Peking opera blues soundtrack movie#

The movie comes to resemble an aesthetic ritual dedicated to the proposition that fire, blood, and wine are merely different aspects of the color red. The actions which make up the narrative of Red Sorghum-a bride jostled by the peasants carrying her to her wedding, the same bride raped in a field of sorghum, a rite of purification by burning, a punitive beating, celebratory orgies of drunkenness, a worker rebelliously pissing into a vat of newly made wine, a protracted final scene of wartime torture and massacre-are virtually undifferentiated occasions for the deployment of exquisitely modulated textures, compositions, and color combinations. (An analogous strategy can be observed in the works of contemporary Chinese poets such as Bei Dao and Duo-Duo.) Nothing, it appeared, could be more challenging in the wake of the Cultural Revolution than sharply defined pictures devoid of any obvious didactic purpose, surrounded by silence and open to multiple interpretations. 2 Their movies, such as Zhang’s Red Sorghum (1987), Chen Kaige’s Yellow Earth (1984), and Tian Zhuangzhuang’s Horse Thief (1986), were the first to break decisively with the rigid dictates of Maoist “cultural work.” Out of imposed muteness came a film language consisting of splendid images seen in isolation-an empty sky, a river basin, a weather-roughened face, a ceremonial procession-hemmed in by a strained terseness suggesting multiple layers of historical, political, and social meaning that could not be directly stated. Zhang Yimou is by now the best known of China’s “Fifth Generation” directors.

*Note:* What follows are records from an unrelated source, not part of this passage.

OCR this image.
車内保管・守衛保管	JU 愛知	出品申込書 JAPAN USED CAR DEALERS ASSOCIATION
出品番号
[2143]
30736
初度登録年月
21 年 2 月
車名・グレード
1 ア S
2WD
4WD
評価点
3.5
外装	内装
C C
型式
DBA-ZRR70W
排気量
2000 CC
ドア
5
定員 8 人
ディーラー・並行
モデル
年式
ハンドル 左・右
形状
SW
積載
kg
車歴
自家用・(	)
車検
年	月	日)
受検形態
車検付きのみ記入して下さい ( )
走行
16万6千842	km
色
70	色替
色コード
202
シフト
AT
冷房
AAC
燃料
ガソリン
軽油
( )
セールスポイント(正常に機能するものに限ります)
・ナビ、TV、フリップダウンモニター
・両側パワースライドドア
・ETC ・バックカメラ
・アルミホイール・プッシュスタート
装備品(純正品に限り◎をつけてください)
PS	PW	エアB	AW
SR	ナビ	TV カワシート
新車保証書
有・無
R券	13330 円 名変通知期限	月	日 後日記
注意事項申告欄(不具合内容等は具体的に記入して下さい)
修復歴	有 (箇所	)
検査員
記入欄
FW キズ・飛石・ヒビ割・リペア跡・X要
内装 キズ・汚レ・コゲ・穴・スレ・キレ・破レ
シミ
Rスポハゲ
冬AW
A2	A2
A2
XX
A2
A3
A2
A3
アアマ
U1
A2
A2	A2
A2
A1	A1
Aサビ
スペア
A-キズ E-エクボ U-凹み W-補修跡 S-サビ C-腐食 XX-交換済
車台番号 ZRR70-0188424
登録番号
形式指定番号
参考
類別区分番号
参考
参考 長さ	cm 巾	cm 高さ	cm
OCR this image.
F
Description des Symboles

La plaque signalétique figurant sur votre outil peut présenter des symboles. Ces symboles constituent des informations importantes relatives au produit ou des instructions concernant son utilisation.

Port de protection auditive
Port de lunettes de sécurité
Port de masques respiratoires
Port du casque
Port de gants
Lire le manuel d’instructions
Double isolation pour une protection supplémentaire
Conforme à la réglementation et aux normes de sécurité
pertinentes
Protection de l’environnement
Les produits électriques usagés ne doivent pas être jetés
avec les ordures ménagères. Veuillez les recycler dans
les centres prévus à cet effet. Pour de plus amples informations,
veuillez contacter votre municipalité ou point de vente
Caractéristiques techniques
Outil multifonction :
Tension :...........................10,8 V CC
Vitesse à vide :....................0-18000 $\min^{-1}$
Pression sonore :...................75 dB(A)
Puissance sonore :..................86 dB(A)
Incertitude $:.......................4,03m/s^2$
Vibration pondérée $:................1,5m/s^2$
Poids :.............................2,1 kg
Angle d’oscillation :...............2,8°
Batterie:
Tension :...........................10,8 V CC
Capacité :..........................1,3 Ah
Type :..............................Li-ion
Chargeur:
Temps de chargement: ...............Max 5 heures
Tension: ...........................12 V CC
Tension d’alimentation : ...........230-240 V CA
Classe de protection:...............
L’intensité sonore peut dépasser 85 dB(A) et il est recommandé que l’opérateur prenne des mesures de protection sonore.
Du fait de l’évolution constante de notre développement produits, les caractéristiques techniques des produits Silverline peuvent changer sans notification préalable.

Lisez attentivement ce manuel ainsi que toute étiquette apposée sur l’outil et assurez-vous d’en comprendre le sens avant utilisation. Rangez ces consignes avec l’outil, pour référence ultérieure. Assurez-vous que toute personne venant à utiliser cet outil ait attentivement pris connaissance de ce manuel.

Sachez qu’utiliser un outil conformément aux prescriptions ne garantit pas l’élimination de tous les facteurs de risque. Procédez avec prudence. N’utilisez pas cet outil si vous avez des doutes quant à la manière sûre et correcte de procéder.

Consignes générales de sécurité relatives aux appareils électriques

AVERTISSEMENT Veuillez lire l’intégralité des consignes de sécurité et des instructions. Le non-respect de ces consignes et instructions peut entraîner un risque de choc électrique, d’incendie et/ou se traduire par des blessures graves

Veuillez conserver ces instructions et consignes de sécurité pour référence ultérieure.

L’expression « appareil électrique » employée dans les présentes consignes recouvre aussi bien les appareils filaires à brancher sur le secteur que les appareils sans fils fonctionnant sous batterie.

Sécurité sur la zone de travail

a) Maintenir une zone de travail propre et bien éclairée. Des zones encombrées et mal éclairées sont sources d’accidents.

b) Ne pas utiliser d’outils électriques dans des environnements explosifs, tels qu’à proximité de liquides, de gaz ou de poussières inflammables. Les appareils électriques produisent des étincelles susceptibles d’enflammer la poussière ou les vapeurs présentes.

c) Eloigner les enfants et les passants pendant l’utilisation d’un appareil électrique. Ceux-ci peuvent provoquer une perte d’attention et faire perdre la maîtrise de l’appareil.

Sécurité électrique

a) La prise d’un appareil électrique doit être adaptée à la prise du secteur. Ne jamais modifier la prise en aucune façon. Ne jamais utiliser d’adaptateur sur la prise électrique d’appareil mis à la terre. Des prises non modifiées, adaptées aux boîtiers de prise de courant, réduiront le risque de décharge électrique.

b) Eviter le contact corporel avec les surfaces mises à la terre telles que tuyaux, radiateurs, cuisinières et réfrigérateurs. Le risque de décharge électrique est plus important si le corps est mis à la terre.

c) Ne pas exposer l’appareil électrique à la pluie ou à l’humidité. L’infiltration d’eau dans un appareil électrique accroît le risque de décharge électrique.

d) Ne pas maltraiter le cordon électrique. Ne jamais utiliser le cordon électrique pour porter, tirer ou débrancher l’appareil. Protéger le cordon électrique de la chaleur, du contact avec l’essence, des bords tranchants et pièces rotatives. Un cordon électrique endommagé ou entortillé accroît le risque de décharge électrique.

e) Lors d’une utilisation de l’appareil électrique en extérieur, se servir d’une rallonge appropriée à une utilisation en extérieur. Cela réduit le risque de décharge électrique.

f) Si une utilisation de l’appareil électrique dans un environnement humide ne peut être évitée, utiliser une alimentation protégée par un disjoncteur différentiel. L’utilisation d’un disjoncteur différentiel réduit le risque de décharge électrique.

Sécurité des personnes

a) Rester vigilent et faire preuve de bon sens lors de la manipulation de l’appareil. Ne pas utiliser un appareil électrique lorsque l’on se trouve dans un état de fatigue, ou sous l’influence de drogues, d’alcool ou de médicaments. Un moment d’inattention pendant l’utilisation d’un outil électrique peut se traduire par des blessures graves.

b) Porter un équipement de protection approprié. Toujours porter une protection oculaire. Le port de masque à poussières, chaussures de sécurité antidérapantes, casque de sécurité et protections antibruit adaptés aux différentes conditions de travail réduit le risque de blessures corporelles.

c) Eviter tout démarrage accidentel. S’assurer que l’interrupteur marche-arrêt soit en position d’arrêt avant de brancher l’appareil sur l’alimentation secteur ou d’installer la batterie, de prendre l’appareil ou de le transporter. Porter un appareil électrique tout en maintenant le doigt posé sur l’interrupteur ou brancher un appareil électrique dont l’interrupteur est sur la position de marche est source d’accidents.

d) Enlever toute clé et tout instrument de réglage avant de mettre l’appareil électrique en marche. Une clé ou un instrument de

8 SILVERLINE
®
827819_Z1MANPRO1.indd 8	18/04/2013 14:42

Peking opera blues soundtrack series#

While confirming that both China and Hong Kong have produced some of the most exhilarating films of the 1980s, the two series seemed to differentiate not so much two regions or political systems as two universes, universes nonetheless scheduled to merge seamlessly in five years, when Britain’s 150-year-rule over the Crown Colony finally ends. 1 The contrast could hardly have been more extreme. In a coincidence of programming in New York City a selection of the commercially most successful Hong Kong movies of the 1980s ran at the same time as a retrospective of work (some of it only marginally released in its country of origin) by the director and cinematographer Zhang Yimou, who lives in the People’s Republic and whose recent film Raise the Red Lantern was showing independently in New York.